On Sunday, the Canadian government announced it would withdraw its planned Digital Services Tax (DST), just hours before it was scheduled to come into effect. The move is widely seen as a calculated effort by Prime Minister Mark Carney’s administration to ease tensions with the United States and restart stalled trade negotiations.
The DST, which had been in development since 2020 and passed into law in 2023, would have imposed a 3% tax on large multinational digital companies, many of them based in the U.S., including Amazon, Google, Meta, and Apple. It targeted firms earning over $20 million annually from Canadian digital services such as online ads and e-commerce, and it was set to be applied retroactively to 2022. Had it gone ahead, companies would have been required to pay an estimated $2 billion in back taxes starting Monday, June 30, 2025.
The timing of the decision, coming so close to implementation, suggests a deliberate diplomatic gesture from Ottawa. Tensions between Canada and the U.S. had been rising, especially after President Donald Trump condemned the tax as unfairly targeting American businesses. Just days earlier, Trump had suspended trade talks, threatening retaliatory tariffs on Canadian exports if the tax was enforced.
In a statement, Canada’s Finance Ministry explained the repeal was intended to create space for renewed economic discussions. Both governments are now aiming to finalize a new trade agreement by July 21. The sudden shift appears to have revived those efforts, with negotiations reportedly back on track.

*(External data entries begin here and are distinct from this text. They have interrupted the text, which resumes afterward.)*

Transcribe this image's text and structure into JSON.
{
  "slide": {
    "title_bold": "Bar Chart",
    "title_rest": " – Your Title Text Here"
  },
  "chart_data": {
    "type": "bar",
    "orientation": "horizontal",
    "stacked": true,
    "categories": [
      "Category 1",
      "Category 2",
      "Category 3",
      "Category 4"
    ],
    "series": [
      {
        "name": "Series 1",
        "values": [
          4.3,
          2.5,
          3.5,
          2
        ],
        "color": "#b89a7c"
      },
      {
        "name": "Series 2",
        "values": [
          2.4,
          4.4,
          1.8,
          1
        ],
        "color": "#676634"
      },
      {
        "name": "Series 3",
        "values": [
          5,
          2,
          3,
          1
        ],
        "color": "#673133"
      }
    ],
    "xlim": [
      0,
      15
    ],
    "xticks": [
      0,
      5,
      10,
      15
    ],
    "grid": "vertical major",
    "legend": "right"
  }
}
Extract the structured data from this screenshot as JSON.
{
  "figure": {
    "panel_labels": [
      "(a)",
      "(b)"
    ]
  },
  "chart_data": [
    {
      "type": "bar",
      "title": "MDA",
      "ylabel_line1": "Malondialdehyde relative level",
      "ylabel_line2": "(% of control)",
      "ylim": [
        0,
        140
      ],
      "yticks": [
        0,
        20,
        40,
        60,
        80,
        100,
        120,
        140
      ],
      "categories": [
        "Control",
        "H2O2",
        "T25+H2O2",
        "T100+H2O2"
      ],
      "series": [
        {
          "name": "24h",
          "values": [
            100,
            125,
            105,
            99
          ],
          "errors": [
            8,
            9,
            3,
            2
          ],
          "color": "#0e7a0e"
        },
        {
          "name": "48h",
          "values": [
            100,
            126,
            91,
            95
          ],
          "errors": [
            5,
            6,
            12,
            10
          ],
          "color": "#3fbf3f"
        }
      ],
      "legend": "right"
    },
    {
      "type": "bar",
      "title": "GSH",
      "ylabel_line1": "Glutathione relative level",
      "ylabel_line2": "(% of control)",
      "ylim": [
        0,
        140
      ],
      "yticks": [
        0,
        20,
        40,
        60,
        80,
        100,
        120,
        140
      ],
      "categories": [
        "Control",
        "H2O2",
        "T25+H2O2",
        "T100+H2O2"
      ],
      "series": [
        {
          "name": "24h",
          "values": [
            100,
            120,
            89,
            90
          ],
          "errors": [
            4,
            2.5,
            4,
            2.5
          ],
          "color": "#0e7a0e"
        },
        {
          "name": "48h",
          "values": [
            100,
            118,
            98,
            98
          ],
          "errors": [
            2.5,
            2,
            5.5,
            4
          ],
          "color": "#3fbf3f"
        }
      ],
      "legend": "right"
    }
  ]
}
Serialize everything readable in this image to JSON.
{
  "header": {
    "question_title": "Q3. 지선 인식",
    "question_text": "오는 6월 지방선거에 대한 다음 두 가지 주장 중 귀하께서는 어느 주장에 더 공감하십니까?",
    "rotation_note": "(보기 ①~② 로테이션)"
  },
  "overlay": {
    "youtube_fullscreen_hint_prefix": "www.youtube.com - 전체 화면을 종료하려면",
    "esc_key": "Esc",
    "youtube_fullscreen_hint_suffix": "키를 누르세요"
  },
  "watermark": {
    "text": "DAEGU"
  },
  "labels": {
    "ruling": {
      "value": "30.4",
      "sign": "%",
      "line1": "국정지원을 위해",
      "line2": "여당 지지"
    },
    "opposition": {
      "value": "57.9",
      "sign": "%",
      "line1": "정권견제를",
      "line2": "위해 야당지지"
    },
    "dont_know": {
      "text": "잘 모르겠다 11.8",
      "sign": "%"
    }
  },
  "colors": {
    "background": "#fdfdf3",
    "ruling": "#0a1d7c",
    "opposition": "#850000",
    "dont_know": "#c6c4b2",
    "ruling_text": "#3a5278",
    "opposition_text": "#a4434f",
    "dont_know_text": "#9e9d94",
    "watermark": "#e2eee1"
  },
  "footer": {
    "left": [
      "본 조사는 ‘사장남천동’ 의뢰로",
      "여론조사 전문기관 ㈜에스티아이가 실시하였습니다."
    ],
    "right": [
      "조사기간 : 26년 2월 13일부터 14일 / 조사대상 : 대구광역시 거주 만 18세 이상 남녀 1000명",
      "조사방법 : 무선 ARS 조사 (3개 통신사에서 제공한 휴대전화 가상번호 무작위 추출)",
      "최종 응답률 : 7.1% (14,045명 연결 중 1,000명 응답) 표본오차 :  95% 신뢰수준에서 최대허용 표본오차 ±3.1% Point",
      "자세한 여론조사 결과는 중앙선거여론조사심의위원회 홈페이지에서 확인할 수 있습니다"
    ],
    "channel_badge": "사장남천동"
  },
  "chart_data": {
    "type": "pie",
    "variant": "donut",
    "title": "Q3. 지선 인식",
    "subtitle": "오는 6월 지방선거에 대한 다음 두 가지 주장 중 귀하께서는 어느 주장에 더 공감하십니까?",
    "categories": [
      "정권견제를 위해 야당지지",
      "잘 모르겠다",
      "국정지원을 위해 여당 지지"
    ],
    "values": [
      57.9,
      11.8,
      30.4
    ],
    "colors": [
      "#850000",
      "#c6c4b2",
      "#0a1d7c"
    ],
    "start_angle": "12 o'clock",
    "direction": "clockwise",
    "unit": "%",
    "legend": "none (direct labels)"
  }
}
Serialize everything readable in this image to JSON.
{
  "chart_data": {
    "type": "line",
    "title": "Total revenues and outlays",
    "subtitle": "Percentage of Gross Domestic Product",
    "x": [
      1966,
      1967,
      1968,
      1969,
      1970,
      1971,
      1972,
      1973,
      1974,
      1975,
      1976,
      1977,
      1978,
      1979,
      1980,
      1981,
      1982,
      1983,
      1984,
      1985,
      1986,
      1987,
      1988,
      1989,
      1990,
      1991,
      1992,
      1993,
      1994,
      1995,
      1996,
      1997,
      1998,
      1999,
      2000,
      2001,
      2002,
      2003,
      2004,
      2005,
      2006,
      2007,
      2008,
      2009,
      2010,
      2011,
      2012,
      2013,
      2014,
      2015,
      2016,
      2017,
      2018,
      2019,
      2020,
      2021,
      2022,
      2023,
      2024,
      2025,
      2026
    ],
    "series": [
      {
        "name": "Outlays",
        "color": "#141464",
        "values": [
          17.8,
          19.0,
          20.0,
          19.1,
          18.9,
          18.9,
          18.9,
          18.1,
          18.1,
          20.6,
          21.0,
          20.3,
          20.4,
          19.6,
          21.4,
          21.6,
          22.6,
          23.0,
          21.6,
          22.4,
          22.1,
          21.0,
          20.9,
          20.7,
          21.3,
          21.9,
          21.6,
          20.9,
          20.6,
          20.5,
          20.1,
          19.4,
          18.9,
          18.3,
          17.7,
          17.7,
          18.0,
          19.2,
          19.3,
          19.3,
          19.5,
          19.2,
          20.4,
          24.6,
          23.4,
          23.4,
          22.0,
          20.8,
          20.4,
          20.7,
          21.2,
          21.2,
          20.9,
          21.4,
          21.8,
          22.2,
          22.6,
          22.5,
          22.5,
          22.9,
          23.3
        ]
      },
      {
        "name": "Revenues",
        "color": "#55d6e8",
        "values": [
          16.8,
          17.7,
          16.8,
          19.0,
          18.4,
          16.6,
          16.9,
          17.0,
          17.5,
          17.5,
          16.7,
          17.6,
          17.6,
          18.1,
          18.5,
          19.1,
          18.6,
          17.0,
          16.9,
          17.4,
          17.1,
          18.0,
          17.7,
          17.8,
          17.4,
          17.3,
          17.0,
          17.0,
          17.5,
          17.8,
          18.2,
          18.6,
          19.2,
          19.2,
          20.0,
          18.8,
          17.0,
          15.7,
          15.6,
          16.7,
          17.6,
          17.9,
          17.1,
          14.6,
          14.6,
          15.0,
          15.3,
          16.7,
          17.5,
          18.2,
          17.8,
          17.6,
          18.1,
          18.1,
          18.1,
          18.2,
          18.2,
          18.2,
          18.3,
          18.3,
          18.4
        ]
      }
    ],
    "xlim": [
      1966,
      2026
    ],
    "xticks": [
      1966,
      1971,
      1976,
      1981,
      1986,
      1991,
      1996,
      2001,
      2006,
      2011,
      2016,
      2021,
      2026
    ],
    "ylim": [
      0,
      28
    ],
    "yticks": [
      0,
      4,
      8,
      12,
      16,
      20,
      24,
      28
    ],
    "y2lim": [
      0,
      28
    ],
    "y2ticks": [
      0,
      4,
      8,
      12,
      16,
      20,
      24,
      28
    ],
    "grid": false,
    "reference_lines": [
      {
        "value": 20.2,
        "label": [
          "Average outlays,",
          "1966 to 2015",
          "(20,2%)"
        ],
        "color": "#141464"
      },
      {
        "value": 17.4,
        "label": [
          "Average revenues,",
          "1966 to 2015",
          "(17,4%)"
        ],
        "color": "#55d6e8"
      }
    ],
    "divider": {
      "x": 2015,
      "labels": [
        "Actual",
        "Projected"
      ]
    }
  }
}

President Trump responded positively, calling the withdrawal a win for U.S. businesses and a step toward restoring trade cooperation. He reiterated that the U.S. would not tolerate what he called discriminatory measures against American firms and confirmed that economic talks with Canada would resume immediately. Talks had previously broken down following the G7 summit in mid-June, where he and Carney had agreed on a 30-day timeline for reaching a new trade deal.
For U.S. tech firms, Canada’s reversal comes as a major relief, averting billions in unexpected tax liabilities. The Biden administration had already raised objections in 2024, launching consultations over whether the DST breached the North American trade agreement.
From Canada’s side, the decision underscores the importance of maintaining strong economic ties with its southern neighbor. The U.S. remains Canada’s largest export destination and second-largest overall trading partner after Mexico. In 2024 alone, Canada exported over $412 billion in goods to the U.S. and imported nearly $350 billion.
Canada had narrowly avoided new U.S. tariffs earlier in the year but continues to face steep duties—up to 50%—on its steel and aluminum exports. Finance Minister François-Philippe Champagne is expected to introduce legislation to formally repeal the DST Act soon. The ministry emphasized that while Canada still supports the idea of a global approach to digital taxation, the priority now is bilateral economic stability.